The only way to play the reels of tape was using a 55-year-old-plus device called a SoundScriber. The main problem with SoundScriber was that it could only read one track at a time -- and the tapes had 30 tracks. According to Hansen, digitizing the tapes for Apollo 11 alone would have taken over 170 years if they could only read one track at a time. “One of the main engineering challenges we faced was designing a 30-track read head to read all 30 tracks at the same time,” he said.
After successfully building and installing a 30-track read head that cut the digitizing process down to a matter of months, the next challenge faced by the team -- led by Hansen and research scientist Abhijeet Sangwan -- was developing software to process the speech. Before actually transcribing speech, the team had to develop algorithms that could distinguish different voices on the recordings and generate what Hansen called “diarization,” a timeline of who is speaking when and with whom.
“Say we select a given hour,” Hansen said. “Over that hour how much time did each person talk? The flight director talks to Buzz Aldrin for, say, 18 minutes in that hour. Over that 18 minutes, the flight director initiates 80 percent of the conversations.”
The system developed by the UT team can also do sentiment analysis, though Hansen said they intentionally limit the amount of analysis they perform to tagging a particular bit of speech as positive, neutral or negative. “We did not want to look at the full emotion of the speaker,” said Hansen. “It may or may not be appropriate if you're labeling someone as angry or happy.” But rough estimates of sentiment, Hansen said, can be useful in understanding how people interact in stressful situations.

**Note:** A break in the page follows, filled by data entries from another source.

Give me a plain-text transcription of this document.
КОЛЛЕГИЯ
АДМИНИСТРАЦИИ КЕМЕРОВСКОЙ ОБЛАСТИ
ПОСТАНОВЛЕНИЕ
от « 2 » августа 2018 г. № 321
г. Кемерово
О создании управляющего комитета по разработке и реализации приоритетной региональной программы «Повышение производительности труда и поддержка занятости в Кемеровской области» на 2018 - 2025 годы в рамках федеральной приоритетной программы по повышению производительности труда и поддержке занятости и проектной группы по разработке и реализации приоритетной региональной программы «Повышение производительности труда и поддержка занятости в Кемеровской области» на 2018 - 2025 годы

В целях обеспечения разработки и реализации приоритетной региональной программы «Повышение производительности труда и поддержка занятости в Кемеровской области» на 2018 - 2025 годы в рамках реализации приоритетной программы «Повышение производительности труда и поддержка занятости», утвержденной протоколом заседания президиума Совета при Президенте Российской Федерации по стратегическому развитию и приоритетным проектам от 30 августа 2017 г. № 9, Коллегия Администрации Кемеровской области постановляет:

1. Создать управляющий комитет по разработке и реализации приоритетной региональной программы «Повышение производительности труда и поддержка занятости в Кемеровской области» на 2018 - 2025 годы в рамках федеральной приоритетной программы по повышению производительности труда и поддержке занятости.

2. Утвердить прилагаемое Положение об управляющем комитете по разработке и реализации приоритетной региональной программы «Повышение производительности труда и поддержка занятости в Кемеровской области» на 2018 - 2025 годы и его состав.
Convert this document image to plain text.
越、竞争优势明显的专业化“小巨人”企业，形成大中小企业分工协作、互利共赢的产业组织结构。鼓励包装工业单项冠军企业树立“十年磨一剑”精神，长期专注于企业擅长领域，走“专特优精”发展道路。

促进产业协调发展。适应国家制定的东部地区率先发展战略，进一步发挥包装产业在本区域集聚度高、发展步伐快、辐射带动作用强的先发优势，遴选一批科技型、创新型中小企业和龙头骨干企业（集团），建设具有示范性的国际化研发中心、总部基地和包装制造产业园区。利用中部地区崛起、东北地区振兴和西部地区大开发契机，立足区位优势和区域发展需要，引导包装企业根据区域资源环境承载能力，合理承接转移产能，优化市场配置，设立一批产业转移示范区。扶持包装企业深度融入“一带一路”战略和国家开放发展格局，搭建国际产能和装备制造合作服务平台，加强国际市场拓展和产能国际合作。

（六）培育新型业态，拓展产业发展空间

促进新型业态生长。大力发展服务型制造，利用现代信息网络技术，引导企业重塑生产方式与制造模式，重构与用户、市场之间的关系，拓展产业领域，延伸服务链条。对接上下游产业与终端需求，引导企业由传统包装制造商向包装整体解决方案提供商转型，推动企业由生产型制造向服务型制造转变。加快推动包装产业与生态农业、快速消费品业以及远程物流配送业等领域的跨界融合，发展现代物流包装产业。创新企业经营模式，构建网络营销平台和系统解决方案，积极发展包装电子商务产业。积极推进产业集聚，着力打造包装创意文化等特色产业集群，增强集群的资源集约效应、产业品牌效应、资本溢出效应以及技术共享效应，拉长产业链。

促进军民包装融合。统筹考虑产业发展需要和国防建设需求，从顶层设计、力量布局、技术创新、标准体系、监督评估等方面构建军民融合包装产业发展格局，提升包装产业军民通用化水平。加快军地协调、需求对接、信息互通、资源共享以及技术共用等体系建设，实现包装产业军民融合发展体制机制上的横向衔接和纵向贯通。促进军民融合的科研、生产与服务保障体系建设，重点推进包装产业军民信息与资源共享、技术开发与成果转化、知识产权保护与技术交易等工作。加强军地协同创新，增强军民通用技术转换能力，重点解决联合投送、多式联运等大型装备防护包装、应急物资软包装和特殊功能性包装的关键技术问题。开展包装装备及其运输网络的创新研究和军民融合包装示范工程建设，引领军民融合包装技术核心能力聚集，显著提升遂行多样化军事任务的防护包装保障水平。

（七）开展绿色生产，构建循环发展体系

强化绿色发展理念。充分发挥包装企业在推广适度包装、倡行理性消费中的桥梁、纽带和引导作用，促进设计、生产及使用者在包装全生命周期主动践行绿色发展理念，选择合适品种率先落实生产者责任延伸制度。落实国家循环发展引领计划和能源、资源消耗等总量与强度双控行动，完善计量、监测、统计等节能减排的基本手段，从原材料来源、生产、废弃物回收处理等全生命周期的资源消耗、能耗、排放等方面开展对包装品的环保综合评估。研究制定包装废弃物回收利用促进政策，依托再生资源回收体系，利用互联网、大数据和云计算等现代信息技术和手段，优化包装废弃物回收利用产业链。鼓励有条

Finally, the team had to build a predictive lexicon for the actual speech recognition software, a particularly challenging task in light of the language in use at NASA.

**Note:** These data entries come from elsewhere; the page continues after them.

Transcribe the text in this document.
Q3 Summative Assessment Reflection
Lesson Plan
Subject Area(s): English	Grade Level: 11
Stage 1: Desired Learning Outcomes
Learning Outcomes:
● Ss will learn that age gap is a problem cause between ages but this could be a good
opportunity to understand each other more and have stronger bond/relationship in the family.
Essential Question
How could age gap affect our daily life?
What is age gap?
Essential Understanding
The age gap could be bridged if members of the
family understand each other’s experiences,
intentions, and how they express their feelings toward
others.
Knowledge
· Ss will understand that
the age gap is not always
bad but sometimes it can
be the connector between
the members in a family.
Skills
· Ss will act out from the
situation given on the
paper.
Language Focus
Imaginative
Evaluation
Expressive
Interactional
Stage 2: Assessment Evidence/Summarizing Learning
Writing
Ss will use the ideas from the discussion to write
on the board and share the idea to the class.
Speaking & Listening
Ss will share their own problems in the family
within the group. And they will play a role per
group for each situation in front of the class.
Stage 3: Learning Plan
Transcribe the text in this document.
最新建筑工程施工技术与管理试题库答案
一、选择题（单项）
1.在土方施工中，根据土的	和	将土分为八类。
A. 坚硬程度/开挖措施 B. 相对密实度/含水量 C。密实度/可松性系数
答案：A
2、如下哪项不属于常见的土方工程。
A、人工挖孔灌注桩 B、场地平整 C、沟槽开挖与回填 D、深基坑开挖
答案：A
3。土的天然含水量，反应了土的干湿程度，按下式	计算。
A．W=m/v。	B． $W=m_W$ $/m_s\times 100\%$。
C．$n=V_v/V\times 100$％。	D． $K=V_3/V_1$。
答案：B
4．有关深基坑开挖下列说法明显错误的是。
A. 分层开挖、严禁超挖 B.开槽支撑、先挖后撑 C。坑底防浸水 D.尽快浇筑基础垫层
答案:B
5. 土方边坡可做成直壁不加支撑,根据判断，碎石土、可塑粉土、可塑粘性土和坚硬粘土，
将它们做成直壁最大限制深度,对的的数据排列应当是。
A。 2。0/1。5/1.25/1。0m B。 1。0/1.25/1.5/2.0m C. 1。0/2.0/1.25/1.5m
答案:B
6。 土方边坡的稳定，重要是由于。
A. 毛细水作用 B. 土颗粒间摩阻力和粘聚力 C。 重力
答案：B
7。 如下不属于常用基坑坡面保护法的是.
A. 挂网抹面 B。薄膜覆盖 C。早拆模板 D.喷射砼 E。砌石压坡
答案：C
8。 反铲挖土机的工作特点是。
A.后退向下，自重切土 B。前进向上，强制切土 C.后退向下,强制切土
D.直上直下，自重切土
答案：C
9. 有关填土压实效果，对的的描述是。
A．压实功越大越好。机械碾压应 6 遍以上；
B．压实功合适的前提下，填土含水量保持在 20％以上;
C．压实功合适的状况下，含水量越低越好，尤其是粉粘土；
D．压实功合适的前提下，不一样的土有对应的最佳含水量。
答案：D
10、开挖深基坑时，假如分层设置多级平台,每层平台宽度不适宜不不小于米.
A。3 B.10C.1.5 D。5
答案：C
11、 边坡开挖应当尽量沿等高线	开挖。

During the moon missions, Hansen said, NASA had to execute all its command and control through voice communications. “That means they had to make the audio as compact and information bearing as possible,” he said. “For anything that would require multiple words, they would want to generate an acronym.”

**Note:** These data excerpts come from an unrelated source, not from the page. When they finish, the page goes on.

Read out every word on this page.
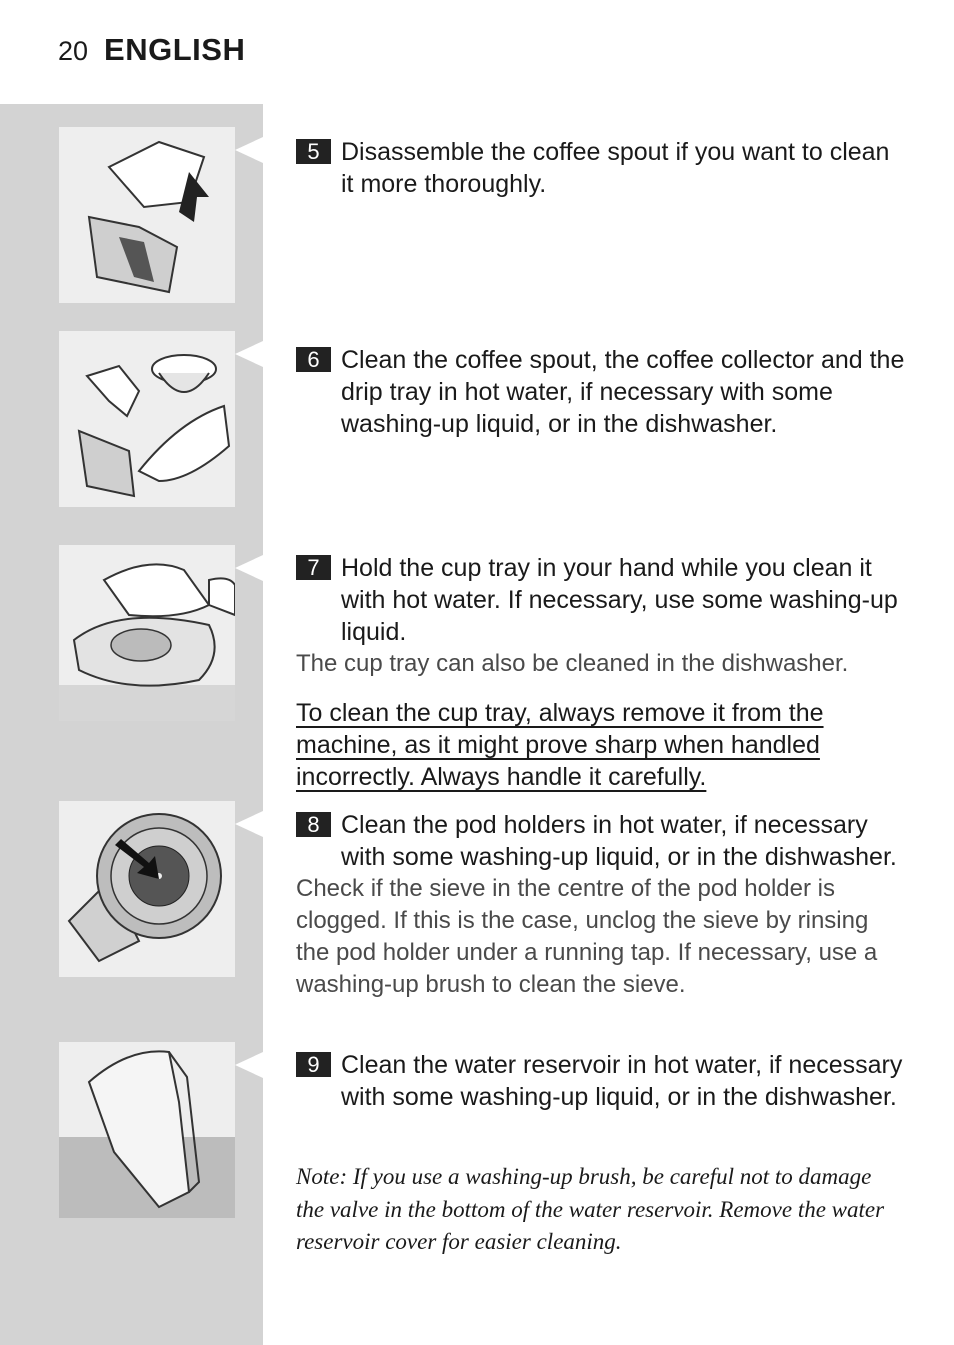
20 ENGLISH
5 Disassemble the coffee spout if you want to clean it more thoroughly.
6 Clean the coffee spout, the coffee collector and the drip tray in hot water, if necessary with some washing-up liquid, or in the dishwasher.
7 Hold the cup tray in your hand while you clean it with hot water. If necessary, use some washing-up liquid.
The cup tray can also be cleaned in the dishwasher.
To clean the cup tray, always remove it from the machine, as it might prove sharp when handled incorrectly. Always handle it carefully.
8 Clean the pod holders in hot water, if necessary with some washing-up liquid, or in the dishwasher.
Check if the sieve in the centre of the pod holder is clogged. If this is the case, unclog the sieve by rinsing the pod holder under a running tap. If necessary, use a washing-up brush to clean the sieve.
9 Clean the water reservoir in hot water, if necessary with some washing-up liquid, or in the dishwasher.
Note: If you use a washing-up brush, be careful not to damage the valve in the bottom of the water reservoir. Remove the water reservoir cover for easier cleaning.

The team turned to harvesting words from the web, from books and news reports and other documents related to the Apollo program. “We pulled 4.5 billion words,” Hansen said. Then the team analyzed word frequency -- how often words occurred and how often they were tied to other words, steps important for a speech-recognition engine to be able to make educated guesses about what a speaker said when audio distortion or overlaid conversation created doubt.
The team has processed all 19,000 hours of Apollo audio, which NASA will soon be making accessible to the public.
Hansen was quick to acknowledge that the resulting transcriptions are far from flawless. The word error rate can be anywhere from 5 percent when conditions are good to 85 percent when they are bad. “A lot depends on when someone goes off target, if they’re using words or discussing topics that are in our NASA lexicon,” he said.
Those error rates, however, aren’t as significant as they might seem. Hansen said the key benefit of even an error-laden transcript is that it is searchable. If in reading a transcript, users aren’t sure about something, he said, they can click on a link to be taken directly to that section of the underlying .WAV file.
In addition to NASA making the data accessible to the public, the UT team is sharing its speech-processing technology with the speech- and language-processing community, including companies such as Apple and Google, as well as academic researchers. “This also lets … large numbers of people work collaboratively together to make better tools to overcome multiple speakers, noise, people overlapping in talking to each other,” said Hansen.